TPP大筋合意は吉か凶か?
TPP大筋合意は吉か凶か?
TPP(環太平洋経済連携協定交渉)は、2015年10月5日、アメリカ・アトランタの閣僚会合において大筋合意がされました。これにより国内総生産で世界の4割近くを占める巨大経済圏がアジア太平洋地域に生まれる可能性が出てきました。
自由貿易促進を主たる目的として創設された国際機関であるWTOが機能不全に陥った今、各国間で、FTA(自由貿易協定)などの2国間以上の国際協定が進んでいます。今回大筋合意となったTPPは、アメリカ・日本を含む参加12カ国による経済連携協定で、かなりのインパクトがあります。
内閣官房TPP政府対策本部の平成27年10月5日発表によると、「TPPの意義」として①21世紀型の新たなルールの構築、②中小・中堅企業、地域の発展への寄与、③長期的な戦略的意義の3点が示されています。
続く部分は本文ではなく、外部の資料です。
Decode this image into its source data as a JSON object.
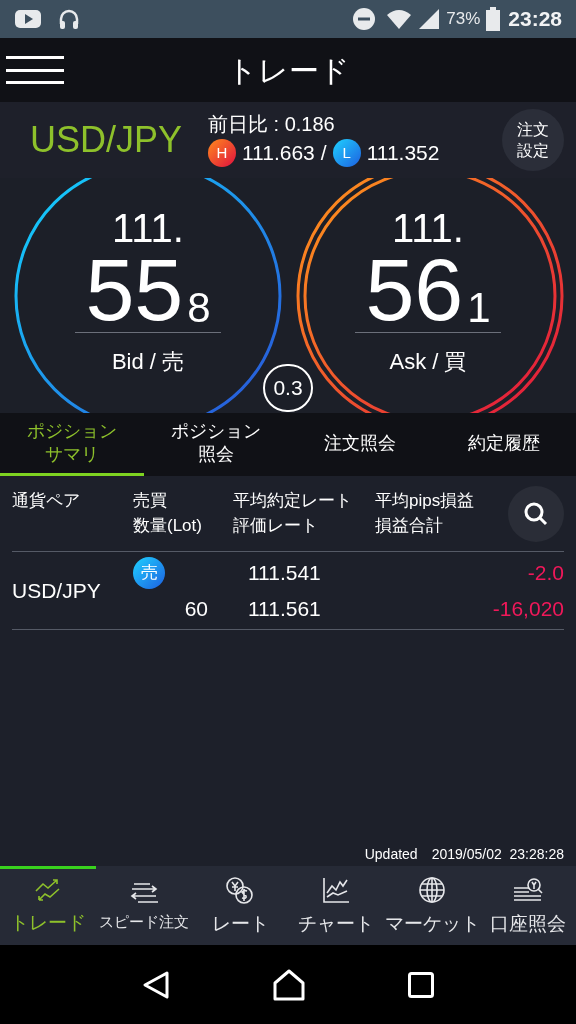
{
  "status_bar": {
    "battery": "73%",
    "time": "23:28"
  },
  "header": {
    "title": "トレード"
  },
  "pair_bar": {
    "pair": "USD/JPY",
    "change": "前日比 : 0.186",
    "high_badge": "H",
    "high": "111.663",
    "separator": "/",
    "low_badge": "L",
    "low": "111.352",
    "order_settings": "注文設定"
  },
  "quotes": [
    {
      "kind": "bid",
      "prefix": "111.",
      "big": "55",
      "small": "8",
      "label": "Bid / 売"
    },
    {
      "kind": "ask",
      "prefix": "111.",
      "big": "56",
      "small": "1",
      "label": "Ask / 買"
    }
  ],
  "spread": "0.3",
  "tabs": [
    {
      "label": "ポジションサマリ",
      "selected": true
    },
    {
      "label": "ポジション照会",
      "selected": false
    },
    {
      "label": "注文照会",
      "selected": false
    },
    {
      "label": "約定履歴",
      "selected": false
    }
  ],
  "table": {
    "columns": [
      {
        "top": "通貨ペア"
      },
      {
        "top": "売買",
        "bottom": "数量(Lot)"
      },
      {
        "top": "平均約定レート",
        "bottom": "評価レート"
      },
      {
        "top": "平均pips損益",
        "bottom": "損益合計"
      }
    ],
    "rows": [
      {
        "pair": "USD/JPY",
        "side": "売",
        "lots": "60",
        "avg_rate": "111.541",
        "eval_rate": "111.561",
        "pips": "-2.0",
        "total": "-16,020"
      }
    ]
  },
  "updated": {
    "label": "Updated",
    "datetime": "2019/05/02  23:28:28"
  },
  "bottom_nav": [
    {
      "label": "トレード",
      "selected": true
    },
    {
      "label": "スピード注文",
      "selected": false
    },
    {
      "label": "レート",
      "selected": false
    },
    {
      "label": "チャート",
      "selected": false
    },
    {
      "label": "マーケット",
      "selected": false
    },
    {
      "label": "口座照会",
      "selected": false
    }
  ]
}
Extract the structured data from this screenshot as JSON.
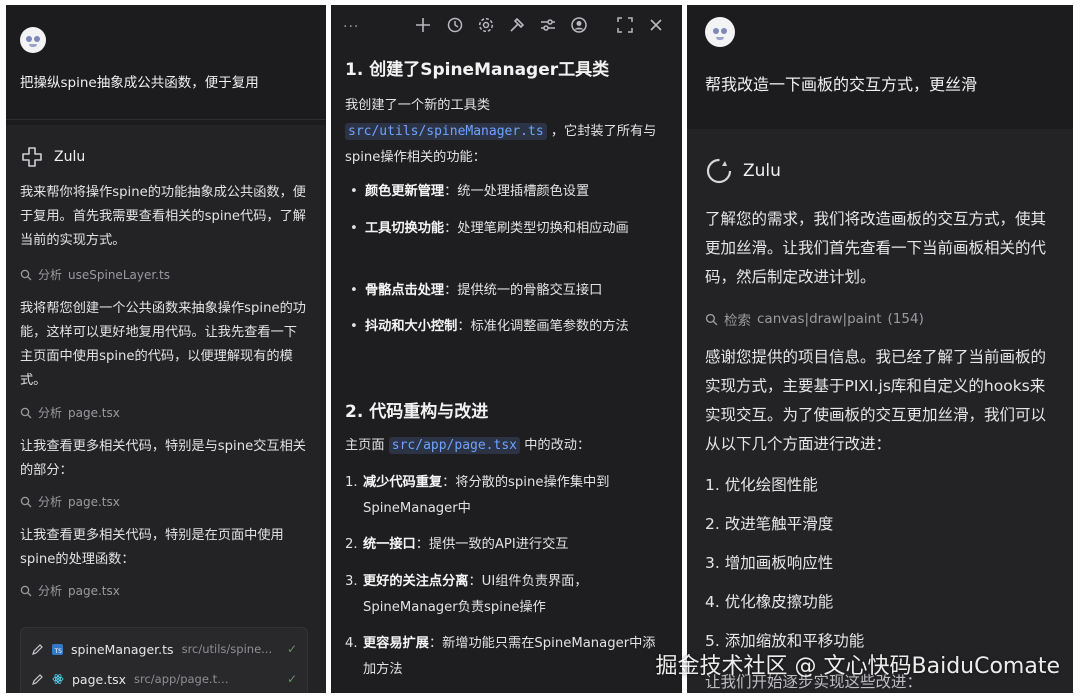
{
  "panel1": {
    "user_message": "把操纵spine抽象成公共函数，便于复用",
    "assistant_name": "Zulu",
    "paragraphs": [
      "我来帮你将操作spine的功能抽象成公共函数，便于复用。首先我需要查看相关的spine代码，了解当前的实现方式。",
      "我将帮您创建一个公共函数来抽象操作spine的功能，这样可以更好地复用代码。让我先查看一下主页面中使用spine的代码，以便理解现有的模式。",
      "让我查看更多相关代码，特别是与spine交互相关的部分：",
      "让我查看更多相关代码，特别是在页面中使用spine的处理函数："
    ],
    "tools": [
      {
        "action": "分析",
        "target": "useSpineLayer.ts"
      },
      {
        "action": "分析",
        "target": "page.tsx"
      },
      {
        "action": "分析",
        "target": "page.tsx"
      },
      {
        "action": "分析",
        "target": "page.tsx"
      }
    ],
    "files": [
      {
        "name": "spineManager.ts",
        "path": "src/utils/spine...",
        "icon": "typescript-icon"
      },
      {
        "name": "page.tsx",
        "path": "src/app/page.tsx",
        "icon": "react-icon"
      }
    ]
  },
  "panel2": {
    "toolbar": {
      "more": "···"
    },
    "section1_title": "1. 创建了SpineManager工具类",
    "section1_intro_a": "我创建了一个新的工具类",
    "section1_code": "src/utils/spineManager.ts",
    "section1_intro_b": "，它封装了所有与spine操作相关的功能：",
    "bullets": [
      {
        "bold": "颜色更新管理",
        "text": "：统一处理插槽颜色设置"
      },
      {
        "bold": "工具切换功能",
        "text": "：处理笔刷类型切换和相应动画"
      },
      {
        "bold": "骨骼点击处理",
        "text": "：提供统一的骨骼交互接口"
      },
      {
        "bold": "抖动和大小控制",
        "text": "：标准化调整画笔参数的方法"
      }
    ],
    "section2_title": "2. 代码重构与改进",
    "section2_intro_a": "主页面",
    "section2_code": "src/app/page.tsx",
    "section2_intro_b": "中的改动：",
    "items": [
      {
        "num": "1.",
        "bold": "减少代码重复",
        "text": "：将分散的spine操作集中到SpineManager中"
      },
      {
        "num": "2.",
        "bold": "统一接口",
        "text": "：提供一致的API进行交互"
      },
      {
        "num": "3.",
        "bold": "更好的关注点分离",
        "text": "：UI组件负责界面，SpineManager负责spine操作"
      },
      {
        "num": "4.",
        "bold": "更容易扩展",
        "text": "：新增功能只需在SpineManager中添加方法"
      }
    ]
  },
  "panel3": {
    "user_message": "帮我改造一下画板的交互方式，更丝滑",
    "assistant_name": "Zulu",
    "paragraph1": "了解您的需求，我们将改造画板的交互方式，使其更加丝滑。让我们首先查看一下当前画板相关的代码，然后制定改进计划。",
    "tool": {
      "action": "检索",
      "target": "canvas|draw|paint",
      "count": "(154)"
    },
    "paragraph2": "感谢您提供的项目信息。我已经了解了当前画板的实现方式，主要基于PIXI.js库和自定义的hooks来实现交互。为了使画板的交互更加丝滑，我们可以从以下几个方面进行改进：",
    "list": [
      "1. 优化绘图性能",
      "2. 改进笔触平滑度",
      "3. 增加画板响应性",
      "4. 优化橡皮擦功能",
      "5. 添加缩放和平移功能"
    ],
    "trailing": "让我们开始逐步实现这些改进："
  },
  "watermark": "掘金技术社区 @ 文心快码BaiduComate"
}
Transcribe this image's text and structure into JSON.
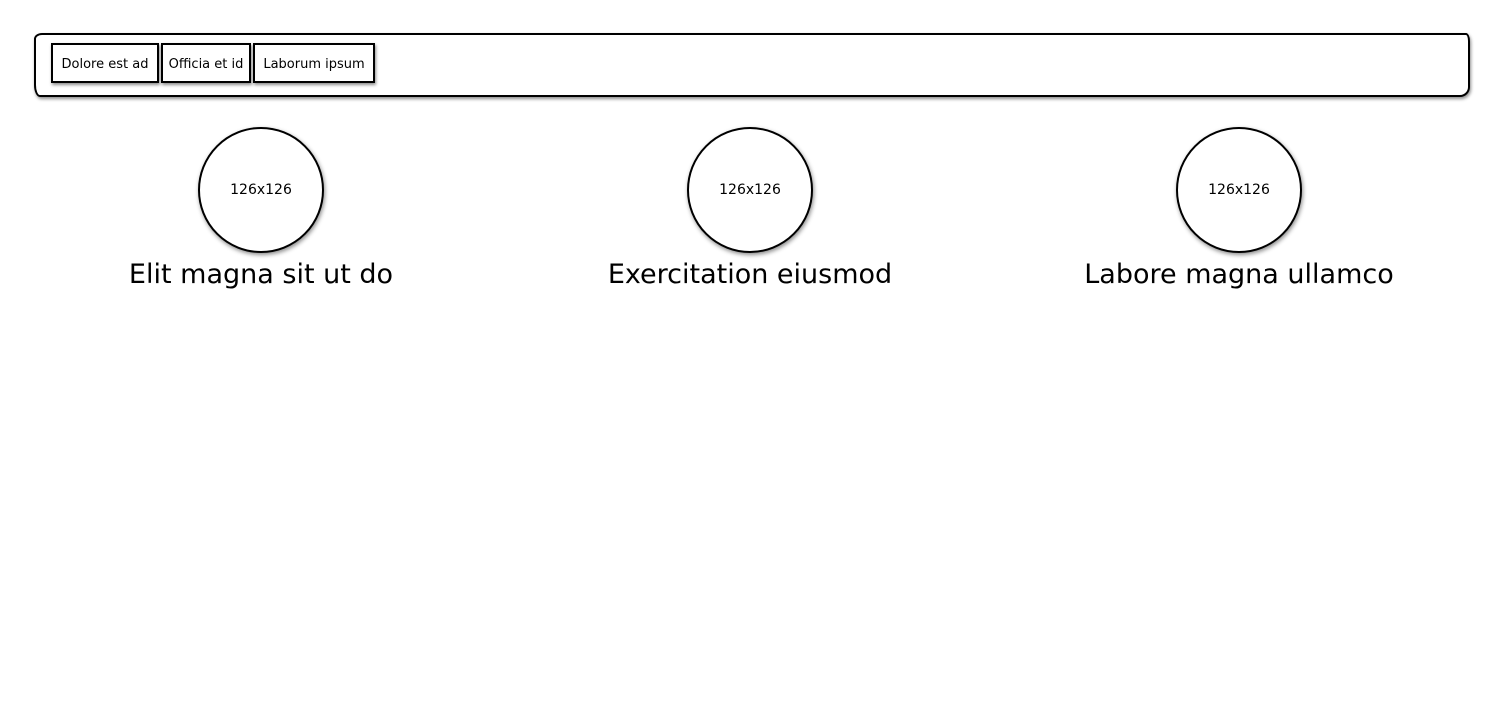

このうち、3番目の点は、おそらく中国、韓国、インドネシア、EU諸国を念頭に置いていると思われますが、現在TPPに加盟していない国との関係でも、FTA等の経済連携を進めていくきっかけになるかもしれません。しかし、うまくいかなければ、これらの重要取引国との経済ブロックを作っただけという結果に終わる可能性もあります。
他方で、懸念された事項についてはどうでしょうか。
マスコミで最も取り上げられていたのが、農産物に関する関税の問題でした。「聖域」とされた重要5品目(コメ、小麦・大麦、牛肉・豚肉、乳製品、甘味資源作物)については、政府は「聖域は守られた」とアピールしていますが、牛肉・豚肉など関税の大幅削減が約束された物もあり、関税が維持された物でも輸入枠を設定するなど、衆参両院の農林水産委員会決議に反するとの批判もあります。また、重要5品目以外については、果物、加工食品の多くの関税が即時または協定発効後数年の間に撤廃されることになりました。
そのほか、医療制度、食の安全、雇用、教育、公共事業、知的財産権などの分野で国民に損害をもたらすのではないか、ISDS条項(国家と投資家間の紛争解決制度)の導入により国の主権を損なうのではないかということが懸念されています。特にISDS条項については、日本の様々な規制が投資家により訴訟を起こされるのではないかという危惧をぬぐえません。
TPPは今後、最終合意・署名、議会の承認等の各国の国内手続きを経て発効を目指すことになります。すべての国で国内手続きが完了しなくても、最終的に国内手続きを完了した国が6カ国以上、GDP合計が85%以上であれば、発効することができます。その結果、日本、アメリカのいずれかが欠けると発効しないことになります。アメリカでは、TPPが2016年11月の大統領・連邦議会選挙の重大な争点となっています。日本においても2016年通常国会の議論に注目しましょう。